Evde oturanlar, masa başında çalışanlar ne gibi besinler tüketmeli? Hangi gıdalar daha faydalı? Yeterince hareket etmeyenler yediklerine çok dikkat etmeli... Evde oturan, fazla yürümeyen, çay ve kahvenin yanında pasta, bisküvi yiyen, ekmek, pilav, makarna, baklava, börek simit veya poğaçadan vazgeçemeyenler ceviz, fındık, fıstık gibi kuruyemişleri daha sık tüketmeli. Bu sayede hem daha iyi beslenmiş olurlar hem de kilolarını dengelerler.
Peki ya sporla kilo veremeyenler ne yapsın? Uyguladıkları fizik aktivite etkisiz ve yetersiz olabilir. Örneğin 20-30 dakika yürüyüş süresini 50-60 dakikaya çıkarmaları gerekebilir. Kilo vermek isteyenlerde mutlaka karaciğer ve pankreas yağlanması vardır. Yani insülin direnci gelişmiş demektir. Göbek yağlarını yani iç organların yağlarını en iyi yakma yolu yürüyüş ve yüzmedir... Kalp, tansiyon ve şeker hastalıkları genetik midir? Bu hastalıklar genetik değildir. Herhangi bir bebek doğduğu zaman vücudunda 35-40 bin kadar gen bulunur. Bu genlerin büyük bir çoğunluğu uykudadır. Uyumakta olan bu genler ancak dışarıdan bir etken ile uyarılır. Uyarılmaları da yaşam, beslenme biçimi ve çevresel faktörlerin etkileri sonucu meydana gelir. Bu nedenle, bilinçli bir şekildesağlıklı yaşar ve sağlıklı beslenirsek hastalık nedeni olangenlerin uyanmaları mümkün olmaz.
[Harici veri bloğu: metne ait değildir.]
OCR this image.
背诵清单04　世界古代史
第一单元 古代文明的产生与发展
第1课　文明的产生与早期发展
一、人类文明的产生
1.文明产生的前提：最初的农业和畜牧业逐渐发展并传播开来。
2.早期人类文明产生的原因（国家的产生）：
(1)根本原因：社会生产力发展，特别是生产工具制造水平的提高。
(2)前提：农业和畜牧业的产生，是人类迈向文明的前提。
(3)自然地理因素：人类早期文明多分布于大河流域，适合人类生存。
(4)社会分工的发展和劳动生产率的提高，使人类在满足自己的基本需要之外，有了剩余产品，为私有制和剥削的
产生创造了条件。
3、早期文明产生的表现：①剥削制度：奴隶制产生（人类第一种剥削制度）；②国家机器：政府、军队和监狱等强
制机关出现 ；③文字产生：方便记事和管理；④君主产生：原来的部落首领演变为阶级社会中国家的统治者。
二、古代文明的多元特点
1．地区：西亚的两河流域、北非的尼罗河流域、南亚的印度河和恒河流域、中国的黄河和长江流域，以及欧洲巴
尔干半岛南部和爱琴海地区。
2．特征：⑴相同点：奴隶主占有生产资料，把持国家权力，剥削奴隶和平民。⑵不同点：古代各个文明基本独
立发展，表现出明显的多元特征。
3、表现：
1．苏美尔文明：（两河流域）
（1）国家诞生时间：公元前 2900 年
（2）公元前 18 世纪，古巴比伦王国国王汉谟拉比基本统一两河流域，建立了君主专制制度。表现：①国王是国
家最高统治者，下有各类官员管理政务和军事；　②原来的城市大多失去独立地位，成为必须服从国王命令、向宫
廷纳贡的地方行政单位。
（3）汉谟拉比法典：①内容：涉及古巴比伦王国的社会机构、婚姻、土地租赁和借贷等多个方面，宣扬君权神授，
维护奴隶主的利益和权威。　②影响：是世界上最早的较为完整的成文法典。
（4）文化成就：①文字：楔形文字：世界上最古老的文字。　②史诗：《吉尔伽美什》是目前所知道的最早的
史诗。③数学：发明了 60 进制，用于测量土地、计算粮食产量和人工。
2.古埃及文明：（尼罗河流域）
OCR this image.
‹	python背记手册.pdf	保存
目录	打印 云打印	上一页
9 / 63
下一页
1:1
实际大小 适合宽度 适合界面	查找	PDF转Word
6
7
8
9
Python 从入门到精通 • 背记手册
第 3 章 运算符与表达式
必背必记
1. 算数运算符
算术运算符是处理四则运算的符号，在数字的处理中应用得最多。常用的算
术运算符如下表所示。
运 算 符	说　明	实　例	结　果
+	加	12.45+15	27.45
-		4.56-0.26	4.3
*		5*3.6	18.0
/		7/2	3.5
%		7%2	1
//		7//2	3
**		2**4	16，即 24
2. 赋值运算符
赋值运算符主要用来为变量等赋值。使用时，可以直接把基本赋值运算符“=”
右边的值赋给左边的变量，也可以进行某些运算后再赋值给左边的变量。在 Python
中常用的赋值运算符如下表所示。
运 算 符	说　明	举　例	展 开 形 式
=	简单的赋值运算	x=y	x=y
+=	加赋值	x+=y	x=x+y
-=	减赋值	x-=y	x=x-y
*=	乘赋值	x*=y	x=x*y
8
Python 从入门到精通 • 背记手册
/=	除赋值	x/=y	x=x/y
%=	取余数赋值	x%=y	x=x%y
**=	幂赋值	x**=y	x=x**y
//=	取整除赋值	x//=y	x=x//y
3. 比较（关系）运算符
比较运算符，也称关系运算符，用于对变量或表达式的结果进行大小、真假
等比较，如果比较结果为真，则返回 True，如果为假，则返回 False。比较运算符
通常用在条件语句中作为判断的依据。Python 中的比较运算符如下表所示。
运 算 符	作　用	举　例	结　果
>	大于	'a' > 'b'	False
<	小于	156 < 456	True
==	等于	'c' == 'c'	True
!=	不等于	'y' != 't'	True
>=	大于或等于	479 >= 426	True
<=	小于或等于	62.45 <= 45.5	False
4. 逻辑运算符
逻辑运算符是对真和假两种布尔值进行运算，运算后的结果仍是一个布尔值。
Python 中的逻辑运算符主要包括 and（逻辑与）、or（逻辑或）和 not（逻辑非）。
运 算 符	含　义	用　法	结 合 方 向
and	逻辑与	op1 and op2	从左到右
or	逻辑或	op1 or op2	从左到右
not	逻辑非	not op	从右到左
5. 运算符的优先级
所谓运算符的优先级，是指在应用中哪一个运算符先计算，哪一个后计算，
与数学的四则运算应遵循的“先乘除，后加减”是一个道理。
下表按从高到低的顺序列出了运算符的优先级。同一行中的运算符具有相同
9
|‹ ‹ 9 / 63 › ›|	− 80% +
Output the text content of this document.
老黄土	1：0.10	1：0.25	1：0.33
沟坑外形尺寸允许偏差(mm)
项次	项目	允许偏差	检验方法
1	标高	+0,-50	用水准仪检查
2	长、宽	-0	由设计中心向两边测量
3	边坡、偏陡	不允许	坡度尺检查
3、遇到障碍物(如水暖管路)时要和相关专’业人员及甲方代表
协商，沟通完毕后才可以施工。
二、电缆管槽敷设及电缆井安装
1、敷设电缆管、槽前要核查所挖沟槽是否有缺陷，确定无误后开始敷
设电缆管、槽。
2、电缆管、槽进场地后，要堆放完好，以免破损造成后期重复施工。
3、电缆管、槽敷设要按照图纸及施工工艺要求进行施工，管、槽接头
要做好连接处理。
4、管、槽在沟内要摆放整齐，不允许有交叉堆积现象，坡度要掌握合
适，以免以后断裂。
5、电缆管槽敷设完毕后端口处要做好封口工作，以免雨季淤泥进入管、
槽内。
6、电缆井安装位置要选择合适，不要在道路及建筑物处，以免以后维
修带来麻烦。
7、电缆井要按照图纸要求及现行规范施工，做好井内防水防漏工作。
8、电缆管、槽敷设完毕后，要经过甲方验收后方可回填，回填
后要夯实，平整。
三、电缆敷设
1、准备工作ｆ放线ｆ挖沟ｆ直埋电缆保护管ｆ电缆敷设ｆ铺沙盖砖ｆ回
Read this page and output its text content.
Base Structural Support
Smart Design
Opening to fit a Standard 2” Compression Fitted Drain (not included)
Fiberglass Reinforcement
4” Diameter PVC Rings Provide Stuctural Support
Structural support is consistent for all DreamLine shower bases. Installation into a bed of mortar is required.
Margarinler, sıvı bitkisel yağların yani bol miktarda Omega-6 içeren yağların, fabrikalarda birçok aşamadan geçirilerek katı ya da yarı katı hale dönüştürülmeleri sonucu üretilmektedir. Bu işlemler sırasında rafine edilerek faydalı öz yağlarından arındırılırlar. Rafine sıvı yağların kokuları giderilsin diye ek kimyasallar eklenir. Katılaştırmak için de kuyruk yağı ya da daha ucuz hayvansal katı yağlar ilave edilir. Renkleri de göze hoş gelsin diye bazı kimyasallarla ağartılırlar. Sonuç olarak bütün margarin türleri trans yağ ve zararlı maddeleri içerdiği için sağlığa zararlıdır.
Yemekten hemen sonra çay içme adeti gıdalarda bulunan az miktardaki demirin emilimini önler. Özellikle Anadolu'da çok çocuk doğurmuş kadınlarımızda demir eksikliği yaygındır. Emziren anneler de sütleri ile demir kaybederler, bunu da unutmamamız gerekir. Ayrıca büyüme ve ergenlik çağında hızlı boy atan, gelişen kız ve erkek çocuklarda da demir eksikliği meydana gelir.Peki, demir miktarı azalınca ne oluyor? Öncelikle sinir yapıyor. Birçok genç kız ve hanım, antidepresan ilacı kullanıyor; fakat şikayetleri geçmiyor. Durgunlaştıklarını ve halsizliklerinin arttığı da görülüyor. Aslında başta sinir ve stres olmak üzere birçok sıkıntının sebebi, bu. Tabii bu demir eksikliği dolaylı olarak kilo alımına sebep oluyor ve kilo verme sürecini olumsuz etkiliyor.
HAZİRAN: Balıkların az tutulduğu bir dönemdir. Mercan, levrek, barbunya ve tekir avlanabilir. Taze soğan ve sarımsak, bakla, enginar, bebe havucu, asma yaprağı, semizotu, ıspanak, fasulye, bezelye, kabak, bamya, erik, yenidünya, çilek, kiraz, kayısı, şeftali yenebilir.
TEMMUZ: Sardalyenin mevsimi başlar. Semizotu, kuzu ıspanak, taze fasulye, bezelye, kabak, bamya, börülce, sivribiber, dolmalık biber, salatalık, domates, patlıcan, barbunya, çarliston biber, kum havucu tüketilmelidir. Kayısı, şeftali, kavun, karpuz, ahududu tercih edilebilir.
AĞUSTOS: Çingene palamudu mevsiminin başladığı aydır. Sardalye, kılıç, mercan, izmarit ve sinarit lezzetlidir. Kabak, bamya, sivribiber, dolma biber, patlıcan, barbunya, kum havucu ile kayısı, şeftali, kavun, karpuz, vişne, mürdüm eriği, üzüm, incir, ayçiçeği, yabani armut tüketilir.